Tuesday, August 3, 2010

Heavily anticipated Heat-Celtics opener getting older and chunkier




The NBA’s Yoko Ono couldn’t resist, force feeding himself into the most anticipated season opener in league history.

In 84 days, Miami and Boston will destroy the NBA’s regular season ratings record, unleashing a new team of superstars who could redefine basketball or epically fail trying. 


The new order of LeBron James, Dwyane Wade and Chris Bosh, the team everyone outside of South Florida lives to despise, will attempt to make Boston’s established trio of Kevin Garnett, Paul Pierce and Ray Allen feel antiquated and helpless. An easy Heat victory in Boston, on Day 1 of a 2,190 day experiment, would demoralize the Celtics, the majority of basketball fans and the notion of salary cap parity.

It packs so much drama for an opening game, the NBA might as well go straight to the playoffs afterward with a quick Heat pit stop in Cleveland.

But just when it looked like David Stern really knows how to throw a party, Yoko O’Neal had to crash it. That’s what Yoko’s do -- they take a good thing, and squeeze all the fun out of it until it combusts.

The Celtics were rolling, albeit toward retirement. Yet they have one or two great adventures left in them, and with the realization that Miami might have leapfrogged them in the Eastern
hierarchy, they acted in fear and desperation.

But if the reports of a Yoko-Celtics marriage become a reality, it says a lot about Boston’s psyche that they gave in to Yoko and all the baggage he’ll bring to Beantown.

Statistically and theoretically, the Celtics can justify bringing Yoko to Boston.
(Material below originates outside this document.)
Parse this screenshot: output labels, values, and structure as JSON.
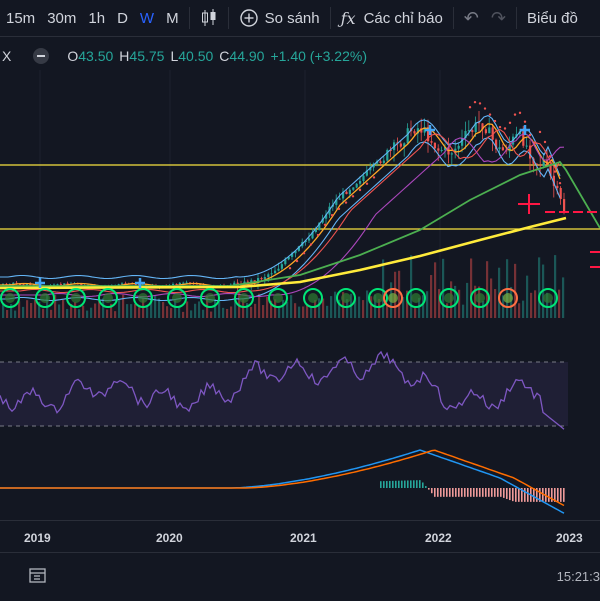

In limited minutes for the Cavs last year, he still averaged 12.2 points, 6.7 rebounds and 1.2 blocks per game.

With Kendrick Perkins out until January, and Rasheed Wallace screaming at a TV set that can’t give him a technical no matter how hard he hollers, Boston’s only left with another Heat castaway, Jermaine O’Neal, at center.

Last season, Cleveland thought Yoko would give the Cavs’ their kryptonite to weaken Orlando’s Superman, but they didn’t even make it to the Magic Kingdom. At least Yoko won’t have to face Perkins come spring.
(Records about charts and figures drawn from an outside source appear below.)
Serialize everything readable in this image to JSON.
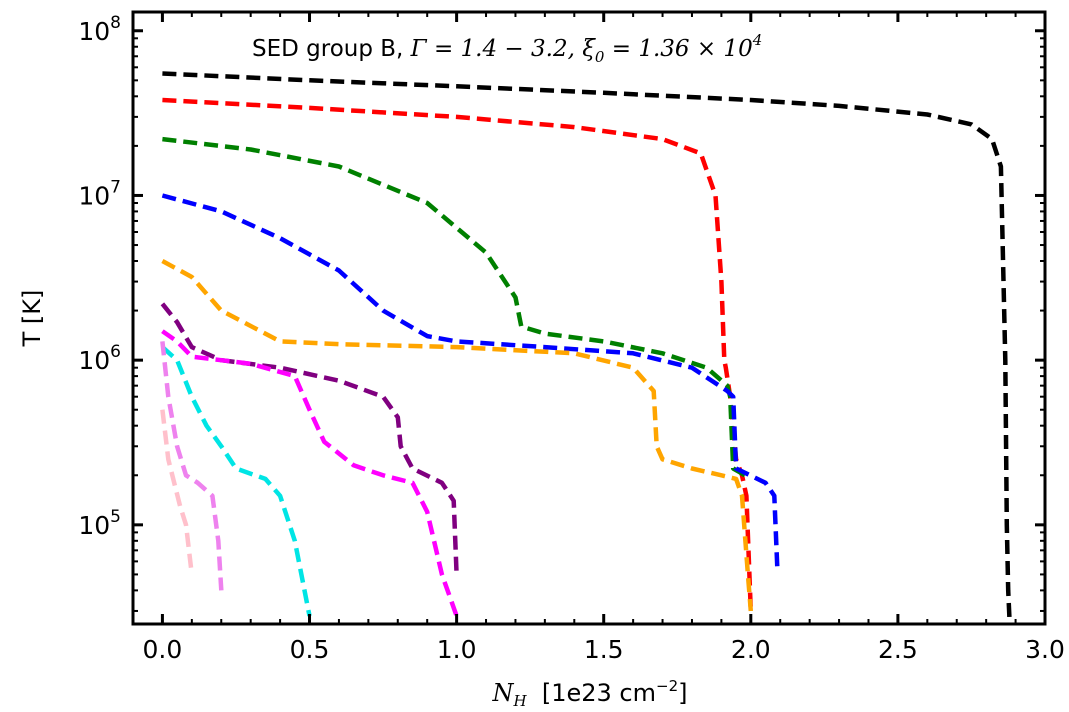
{
  "chart_data": {
    "type": "line",
    "title": "SED group B, Γ = 1.4 − 3.2, ξ₀ = 1.36 × 10⁴",
    "title_parts": {
      "prefix": "SED group B, ",
      "gamma_symbol": "Γ",
      "gamma_value": " = 1.4 − 3.2, ",
      "xi_symbol": "ξ",
      "xi_subscript": "0",
      "xi_value": " = 1.36 × 10",
      "xi_exponent": "4"
    },
    "xlabel": "N_H  [1e23 cm⁻²]",
    "xlabel_parts": {
      "symbol": "N",
      "subscript": "H",
      "units_prefix": "  [1e23 cm",
      "units_exponent": "−2",
      "units_suffix": "]"
    },
    "ylabel": "T [K]",
    "xlim": [
      -0.1,
      3.0
    ],
    "ylim": [
      25000,
      130000000
    ],
    "yscale": "log",
    "grid": false,
    "x_ticks": [
      {
        "value": 0.0,
        "label": "0.0"
      },
      {
        "value": 0.5,
        "label": "0.5"
      },
      {
        "value": 1.0,
        "label": "1.0"
      },
      {
        "value": 1.5,
        "label": "1.5"
      },
      {
        "value": 2.0,
        "label": "2.0"
      },
      {
        "value": 2.5,
        "label": "2.5"
      },
      {
        "value": 3.0,
        "label": "3.0"
      }
    ],
    "y_ticks": [
      {
        "value": 100000,
        "base": "10",
        "exp": "5"
      },
      {
        "value": 1000000,
        "base": "10",
        "exp": "6"
      },
      {
        "value": 10000000,
        "base": "10",
        "exp": "7"
      },
      {
        "value": 100000000,
        "base": "10",
        "exp": "8"
      }
    ],
    "line_style": "dashed",
    "series": [
      {
        "color": "#000000",
        "x": [
          0.0,
          0.5,
          1.0,
          1.5,
          2.0,
          2.3,
          2.6,
          2.75,
          2.82,
          2.85,
          2.865,
          2.87,
          2.875,
          2.88
        ],
        "y": [
          55000000,
          50000000,
          46000000,
          42000000,
          38000000,
          35000000,
          31000000,
          27000000,
          22000000,
          15000000,
          1000000,
          100000,
          40000,
          25000
        ]
      },
      {
        "color": "#ff0000",
        "x": [
          0.0,
          0.5,
          1.0,
          1.4,
          1.7,
          1.83,
          1.88,
          1.9,
          1.91,
          1.915,
          1.93,
          1.95,
          1.97,
          1.985,
          2.0
        ],
        "y": [
          38000000,
          34000000,
          30000000,
          26000000,
          22000000,
          18000000,
          10000000,
          3000000,
          1000000,
          900000,
          600000,
          250000,
          200000,
          150000,
          30000
        ]
      },
      {
        "color": "#008000",
        "x": [
          0.0,
          0.3,
          0.6,
          0.9,
          1.1,
          1.2,
          1.22,
          1.3,
          1.5,
          1.7,
          1.85,
          1.92,
          1.93,
          1.94,
          1.96,
          1.98
        ],
        "y": [
          22000000,
          19000000,
          15000000,
          9000000,
          4500000,
          2400000,
          1600000,
          1450000,
          1300000,
          1100000,
          900000,
          700000,
          600000,
          220000,
          210000,
          200000
        ]
      },
      {
        "color": "#0000ff",
        "x": [
          0.0,
          0.2,
          0.4,
          0.6,
          0.75,
          0.9,
          1.0,
          1.3,
          1.6,
          1.8,
          1.92,
          1.94,
          1.95,
          2.05,
          2.08,
          2.09
        ],
        "y": [
          10000000,
          8000000,
          5500000,
          3500000,
          2000000,
          1400000,
          1300000,
          1200000,
          1100000,
          900000,
          650000,
          600000,
          220000,
          180000,
          150000,
          55000
        ]
      },
      {
        "color": "#ffa500",
        "x": [
          0.0,
          0.1,
          0.2,
          0.4,
          0.6,
          1.0,
          1.4,
          1.6,
          1.67,
          1.68,
          1.7,
          1.8,
          1.9,
          1.95,
          1.97,
          1.99,
          2.0
        ],
        "y": [
          4000000,
          3200000,
          2000000,
          1300000,
          1250000,
          1200000,
          1100000,
          900000,
          650000,
          300000,
          250000,
          220000,
          200000,
          190000,
          150000,
          50000,
          30000
        ]
      },
      {
        "color": "#800080",
        "x": [
          0.0,
          0.05,
          0.1,
          0.2,
          0.4,
          0.6,
          0.75,
          0.8,
          0.81,
          0.85,
          0.95,
          0.99,
          1.0
        ],
        "y": [
          2200000,
          1700000,
          1200000,
          1000000,
          900000,
          750000,
          600000,
          450000,
          300000,
          220000,
          180000,
          140000,
          50000
        ]
      },
      {
        "color": "#ff00ff",
        "x": [
          0.0,
          0.05,
          0.1,
          0.2,
          0.3,
          0.45,
          0.5,
          0.55,
          0.65,
          0.75,
          0.85,
          0.9,
          0.95,
          1.0
        ],
        "y": [
          1500000,
          1300000,
          1050000,
          1000000,
          950000,
          800000,
          500000,
          320000,
          230000,
          200000,
          180000,
          120000,
          50000,
          28000
        ]
      },
      {
        "color": "#00e5e5",
        "x": [
          0.0,
          0.05,
          0.1,
          0.15,
          0.2,
          0.25,
          0.35,
          0.4,
          0.45,
          0.5
        ],
        "y": [
          1200000,
          1000000,
          600000,
          400000,
          300000,
          220000,
          190000,
          150000,
          80000,
          28000
        ]
      },
      {
        "color": "#ee82ee",
        "x": [
          0.0,
          0.02,
          0.05,
          0.08,
          0.12,
          0.17,
          0.19,
          0.2
        ],
        "y": [
          1300000,
          600000,
          300000,
          200000,
          180000,
          150000,
          80000,
          40000
        ]
      },
      {
        "color": "#ffc0cb",
        "x": [
          0.0,
          0.02,
          0.04,
          0.06,
          0.08,
          0.1
        ],
        "y": [
          500000,
          250000,
          180000,
          130000,
          100000,
          50000
        ]
      }
    ]
  }
}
With Yoko comes headaches that could threaten to break up a harmonious clan. All reports sign to Yoko nearly destroying Cleveland’s locker room last year. He’s a prima donna who also happens to be the league’s oldest player, and there’s a reason nobody else over 38 is playing a young man’s game.

If the Celtics think Yoko will help them defeat Miami come playoff time, they went the wrong route. The Heat’s strength lies with its uncanny up-tempo offense, not its power game. Upfront, you have to match up with Joel Anthony and Zydrunas Ilgauskas. Reread that.

The Celtics should have used its exemption to sign a guy like Matt Barnes, who would give Boston athleticism and a shot of youth. Yoko is old enough to be LeBron’s dad, and the Celtics could have scrounged up a cheap early season fill-in who wouldn’t threaten to disrupt the good vibes come playoffs. It's why Miami never considered a Yoko reunion show.

Yoko, once a cherished player, now walks a fine line that threatens to turn him into the Barry Bonds of basketball. And he didn’t he even cheat, he simply kept playing, talking and eating.

In just a few short months, the Heat and the Celtics will do something no Tuesday night October basketball game has ever done. It will overshadow every NFL game from the previous weekend.

The Vikings-Packers is the only football game with a shot of equality that weekend, and with Brett Favre maybe, possibly, sort of retiring, that game is delegated to regional curiosity.

Even the Heat-Lakers Christmas game, and LeBron’s return to Cleveland on Dec. 2, won’t compare to the Celtics opener because of the pure wonderment of what Miami can bring to the show.

If only Yoko would kindly watch from the stands, where he can keep his dignity and quit showing up in our living rooms where he’s no longer invited.